BERLIN (Reuters) – Former German Chancellor Angela Merkel describes her dealings with world leaders like Russian President Vladimir Putin and Donald Trump during her 16 years in power in her new memoir, which comes as her legacy is under fire in light of today’s crises.

In excerpts released ahead of the book’s publication on Nov. 26, Merkel justifies her decision to push back against offering Ukraine future membership of NATO at the defence alliance’s 2008 summit in Bucharest – which her critics say may have dissuaded Russia from invading Ukraine.

Even the statement made at the summit that Ukraine and Georgia would eventually join NATO was a “battle cry” to Putin, wrote Merkel, who served four terms in office.

“He later said to me: ‘You won’t be Chancellor forever. And then they’ll become a member of NATO. And I want to prevent that’,” she wrote in the excerpts published late on Wednesday by German weekly Die Zeit.

Merkel’s memoir, entitled “Freedom: Memories 1954-2021”, will be published in more than 30 countries on Nov. 26. She will launch the book in the United States a week later at a Washington event with former President Barack Obama, with whom she forged a close political relationship.

Obama’s successor Trump, who earlier this month won another term in office, is one of the men at whom Germany’s first female leader takes aim in the book.

Merkel sought advice from the pope on dealing with Trump when he was first elected U.S. president, hoping to find ways of convincing a man she saw as having a property developer’s winner-or-loser mentality not to quit the Paris climate accords, she writes.

“He saw everything from the perspective of the property developer he was before entering politics,” she wrote. “Each parcel of land could only be sold once, and if he didn’t get it someone else did. That’s how he saw the world.”

Pope Francis, when Merkel asked him, in general terms, for advice on dealing with people “with fundamentally different views”, immediately understood she was referring to Trump and his desire to quit the climate accords, she wrote.

“Bend, bend, bend, but make sure it doesn’t break,” he told Merkel, according to her account.

During Trump’s presidency, Merkel’s frequent invocations of values like freedom and human rights led to some dubbing her the true “leader of the free world” – a moniker traditionally reserved for U.S. presidents.

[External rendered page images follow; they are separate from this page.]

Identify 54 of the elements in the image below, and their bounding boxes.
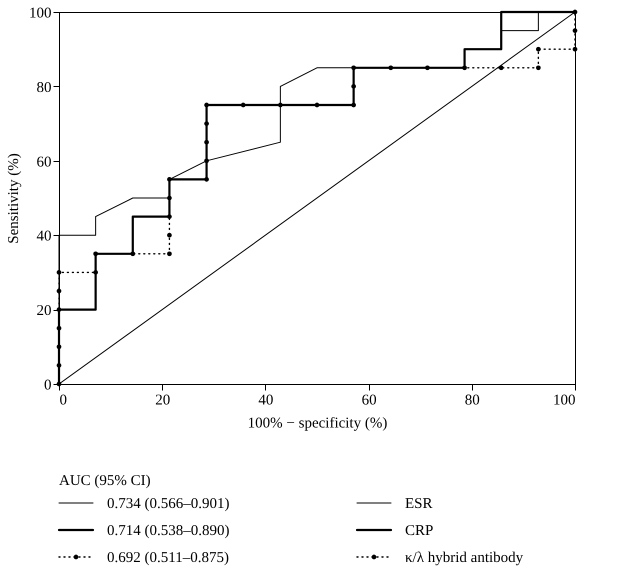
y-tick-label: 20 xyxy=(36,303,52,320)
point xyxy=(536,46,541,52)
point xyxy=(351,102,356,108)
point xyxy=(56,344,62,350)
point xyxy=(167,177,172,182)
point xyxy=(240,102,246,108)
point xyxy=(572,46,578,52)
point xyxy=(351,84,356,89)
point xyxy=(204,121,209,126)
point xyxy=(130,251,136,256)
legend-label: CRP xyxy=(405,523,434,539)
y-tick-label: 80 xyxy=(36,80,52,96)
x-tick-label: 20 xyxy=(155,392,170,408)
point xyxy=(167,196,172,200)
x-tick-label: 60 xyxy=(362,392,377,408)
point xyxy=(93,251,98,256)
point xyxy=(351,65,356,70)
point xyxy=(56,326,62,331)
legend-label: ESR xyxy=(405,496,433,512)
y-tick-label: 100 xyxy=(29,6,52,22)
point xyxy=(167,232,172,238)
x-tick-label: 0 xyxy=(60,392,67,408)
point xyxy=(204,102,209,108)
point xyxy=(56,363,62,368)
point xyxy=(56,270,62,275)
point xyxy=(425,65,430,70)
point xyxy=(167,214,172,219)
point xyxy=(204,140,209,145)
y-tick-label: 60 xyxy=(36,154,52,170)
text: 0.734 (0.566–0.901) xyxy=(107,496,230,512)
text: 0.714 (0.538–0.890) xyxy=(107,523,230,539)
point xyxy=(278,102,283,108)
point xyxy=(167,251,172,256)
point xyxy=(462,65,467,70)
x-tick-label: 40 xyxy=(258,392,274,408)
y-tick-label: 0 xyxy=(44,378,52,394)
y-tick-label: 40 xyxy=(36,228,52,245)
point xyxy=(204,177,209,182)
point xyxy=(498,65,504,70)
x-axis-title: 100% − specificity (%) xyxy=(248,416,388,432)
text: 0.692 (0.511–0.875) xyxy=(107,550,229,566)
x-tick-label: 100 xyxy=(553,392,576,408)
point xyxy=(536,65,541,70)
point xyxy=(388,65,394,70)
point xyxy=(314,102,320,108)
x-tick-label: 80 xyxy=(464,392,480,408)
y-axis-title: Sensitivity (%) xyxy=(6,153,22,244)
point xyxy=(204,158,209,164)
point xyxy=(56,307,62,312)
point xyxy=(572,28,578,33)
legend-label: κ/λ hybrid antibody xyxy=(405,550,524,566)
point xyxy=(93,270,98,275)
legend-title: AUC (95% CI) xyxy=(59,473,151,489)
point xyxy=(56,288,62,294)
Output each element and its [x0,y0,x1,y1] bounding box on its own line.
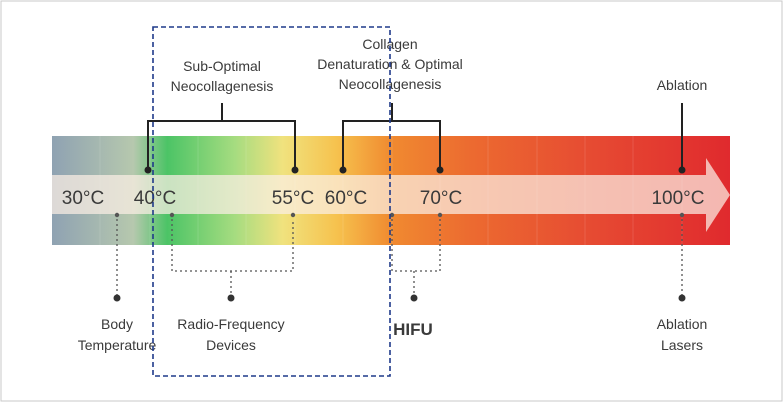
temp-60: 60°C [325,188,367,209]
marker-100-top [678,166,686,174]
temp-70: 70°C [420,188,462,209]
sub-optimal-bracket [147,103,296,168]
marker-60-top [339,166,347,174]
ablation-label: Ablation [657,77,708,93]
temp-55: 55°C [272,188,314,209]
marker-40-top [144,166,152,174]
temp-40: 40°C [134,188,176,209]
sub-optimal-label-line1: Sub-Optimal [183,58,261,74]
optimal-bracket [342,103,441,168]
rf-dot [227,294,235,302]
temp-30: 30°C [62,188,104,209]
optimal-label-line1: Collagen [362,36,417,52]
temperature-arrow [52,158,730,232]
hifu-dot [410,294,418,302]
body-label-line2: Temperature [78,337,157,353]
lower-dotted-connectors [116,219,683,295]
rf-label-line2: Devices [206,337,256,353]
hifu-label: HIFU [393,320,433,339]
highlight-box [152,26,391,377]
temp-100: 100°C [651,188,704,209]
body-label-line1: Body [101,316,133,332]
lasers-label-line2: Lasers [661,337,703,353]
marker-70-top [436,166,444,174]
lower-markers [114,212,685,218]
lasers-dot [678,294,686,302]
lasers-label-line1: Ablation [657,316,708,332]
sub-optimal-label-line2: Neocollagenesis [171,78,274,94]
optimal-label-line3: Neocollagenesis [339,76,442,92]
marker-55-top [291,166,299,174]
rf-label-line1: Radio-Frequency [177,316,284,332]
body-dot [113,294,121,302]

“She was a person with integrity and without vanity, which is unusual for a politician,” said Torsten Oppelland, professor of political science at Jena University.

Written before Trump’s reelection, the book expresses the “heartfelt hope” that Vice President Kamala Harris would defeat her rival.

LEGACY UNDER FIRE

During her four consecutive terms in office, Merkel steered Germany and Europe through the global financial crisis, the euro zone debt crisis and the COVID-19 pandemic.

But she has since faced criticism for allowing Germany to become ever more dependent on cheap Russian gas and Chinese trade, even following Russia’s forcible annexation of Crimea and industry warnings against over-reliance on China.

Critics also blame the rise of the far right and high energy costs in part on her decisions to open Germany’s borders to refugees and to phase out nuclear power.

She lacked vision, failing to take the reforms necessary to ensure the future strength of Europe’s largest economy which is now grappling with a crisis in its economic model, they say.

“During her tenure, Merkel was widely seen as a highly effective politician and a safe pair of hands,” said Marcel Dirsus of Kiel University’s Institute for Security Policy.

“Since leaving power, many Germans view her legacy much more critically. Either because her policies are seen to have failed or because her inaction is perceived to have worked on many of Germany’s existing problems.”

Still, he said, many of Merkel’s positions like her stance on Russia were consensus German positions across the political spectrum – current Chancellor Olaf Scholz was her finance minister during her last four years in power.

In recent years however her own conservative party has distanced itself from its former leader, who has herself expressed little regret about her actions and largely kept a low profile since leaving office.